Nothing grabs the attention of kids more than toilet arrangements on spacecraft.

Apart from farts.

You don’t need to have school-age kids or grandkids to attend a science festival.

They will still let you in, even if (as in my case) your highest scientific qualification is CSE Grade 4 in chemistry.

They even let you chat to a Professor of Solar Physics (Robert Walsh), and he doesn’t laugh when you ask daft questions.

You might think the earth is big, but it’s weeny compared with the sun, which is quite small, itself, when compared with other stars.

Because of increased magnetic activity on the sun over the next couple of years, now would be a good time to book that Northern Lights cruise that you have been thinking about.

The Rubik’s Cube can be solved from any position in 20 moves or less (the bad news: there are 43 quintillion permutations).

There is such a thing as a quintillion.

I may have to put a 3D printer on my Christmas list – or sign up to use one at Swindon Makerspace (www.swindon-makerspace.org) if Santa isn’t feeling generous.

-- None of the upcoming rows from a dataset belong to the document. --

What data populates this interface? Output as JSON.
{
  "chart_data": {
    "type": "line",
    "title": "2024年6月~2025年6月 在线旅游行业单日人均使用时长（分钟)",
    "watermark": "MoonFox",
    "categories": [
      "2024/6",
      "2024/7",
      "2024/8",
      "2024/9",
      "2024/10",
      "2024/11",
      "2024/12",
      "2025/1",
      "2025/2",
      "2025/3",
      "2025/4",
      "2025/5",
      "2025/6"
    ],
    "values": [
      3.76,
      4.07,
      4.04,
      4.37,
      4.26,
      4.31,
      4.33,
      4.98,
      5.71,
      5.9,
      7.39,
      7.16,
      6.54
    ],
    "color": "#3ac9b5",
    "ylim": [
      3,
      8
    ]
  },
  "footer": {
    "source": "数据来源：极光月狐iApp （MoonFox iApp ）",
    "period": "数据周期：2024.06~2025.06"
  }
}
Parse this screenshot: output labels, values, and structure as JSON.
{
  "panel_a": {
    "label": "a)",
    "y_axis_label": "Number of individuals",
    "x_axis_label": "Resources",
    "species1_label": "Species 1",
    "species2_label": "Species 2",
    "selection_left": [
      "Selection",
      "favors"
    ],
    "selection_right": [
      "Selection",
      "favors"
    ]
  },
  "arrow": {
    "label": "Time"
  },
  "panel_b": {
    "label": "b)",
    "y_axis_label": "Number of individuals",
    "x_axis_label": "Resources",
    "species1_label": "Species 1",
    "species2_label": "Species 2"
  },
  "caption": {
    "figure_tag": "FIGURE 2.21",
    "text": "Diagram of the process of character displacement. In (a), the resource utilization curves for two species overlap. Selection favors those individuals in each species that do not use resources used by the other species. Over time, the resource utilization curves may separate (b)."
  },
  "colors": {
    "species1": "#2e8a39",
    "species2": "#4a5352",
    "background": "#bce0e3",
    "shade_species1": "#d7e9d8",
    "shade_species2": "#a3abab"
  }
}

Science can inspire art, as demonstrated by local artist Harrie Dearing’s immersive experience at the Health Hydro, one of the most original artworks I have seen in a long while.

You can go on a guided tour of the wind turbines at Westmill (www.weset.org). You are also free to walk on the land underneath them (and take your dog).

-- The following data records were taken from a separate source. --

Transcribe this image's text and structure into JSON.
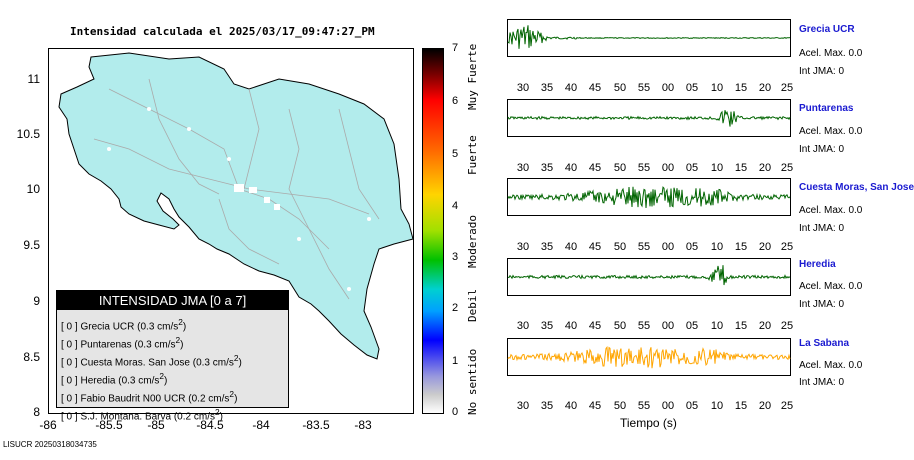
{
  "title": "Intensidad calculada el 2025/03/17_09:47:27_PM",
  "map": {
    "y_ticks": [
      "11",
      "10.5",
      "10",
      "9.5",
      "9",
      "8.5",
      "8"
    ],
    "x_ticks": [
      "-86",
      "-85.5",
      "-85",
      "-84.5",
      "-84",
      "-83.5",
      "-83"
    ],
    "land_color": "#b2ecec"
  },
  "legend": {
    "header": "INTENSIDAD JMA [0 a 7]",
    "rows": [
      {
        "level": "[ 0 ]",
        "station": "Grecia UCR (0.3 cm/s",
        "sup": "2",
        "close": ")"
      },
      {
        "level": "[ 0 ]",
        "station": "Puntarenas (0.3 cm/s",
        "sup": "2",
        "close": ")"
      },
      {
        "level": "[ 0 ]",
        "station": "Cuesta Moras. San Jose (0.3 cm/s",
        "sup": "2",
        "close": ")"
      },
      {
        "level": "[ 0 ]",
        "station": "Heredia (0.3 cm/s",
        "sup": "2",
        "close": ")"
      },
      {
        "level": "[ 0 ]",
        "station": "Fabio Baudrit N00 UCR (0.2 cm/s",
        "sup": "2",
        "close": ")"
      },
      {
        "level": "[ 0 ]",
        "station": "S.J. Montana. Barva (0.2 cm/s",
        "sup": "2",
        "close": ")"
      }
    ]
  },
  "colorbar": {
    "numbers": [
      "7",
      "6",
      "5",
      "4",
      "3",
      "2",
      "1",
      "0"
    ],
    "words": [
      "Muy Fuerte",
      "Fuerte",
      "Moderado",
      "Debil",
      "No sentido"
    ]
  },
  "waveform_ticks": [
    "30",
    "35",
    "40",
    "45",
    "50",
    "55",
    "00",
    "05",
    "10",
    "15",
    "20",
    "25"
  ],
  "stations": [
    {
      "name": "Grecia UCR",
      "acel": "Acel. Max. 0.0",
      "int": "Int JMA: 0",
      "color": "#006400"
    },
    {
      "name": "Puntarenas",
      "acel": "Acel. Max. 0.0",
      "int": "Int JMA: 0",
      "color": "#006400"
    },
    {
      "name": "Cuesta Moras, San Jose",
      "acel": "Acel. Max. 0.0",
      "int": "Int JMA: 0",
      "color": "#006400"
    },
    {
      "name": "Heredia",
      "acel": "Acel. Max. 0.0",
      "int": "Int JMA: 0",
      "color": "#006400"
    },
    {
      "name": "La Sabana",
      "acel": "Acel. Max. 0.0",
      "int": "Int JMA: 0",
      "color": "#ffa500"
    }
  ],
  "xlabel": "Tiempo (s)",
  "footer": "LISUCR 20250318034735"
}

“By the end of next year” the Science Museum will be offering tours of its new storage facility at Wroughton, which will house more than 300,000 items.

When do percentages not add up to a hundred? On food packaging – because of a serious flaw (or loophole) in the system.

If you Google the ‘Monty Hall problem’, it will probably blow your mind.

If that doesn’t, ‘checker shadow illusion’ will.

Contrary to common belief, lightning does strike the same place twice. Eg, the Empire State Building, which is hit about 25 times each year.

Insects could soon be on our menus. For two billion people in 130 countries, they already are.

Not all ‘E numbers’ are bad (E300 is vitamin C).

It is impossible to visit Swindon’s Museum of Computing or their stand at a festival, and not utter the words “I had one of those.”

According to eminent astronomer Dr Colin Stuart (who did a talk at the festival), the first man or woman to walk on Mars is probably at junior school today.

Science education has come a very long way since my day, when the only excitement was using the Bunsen burner (if you were lucky).

And finally…

When Swindon folk decide to organise a festival, boy are they good at recruiting volunteers and putting on a show.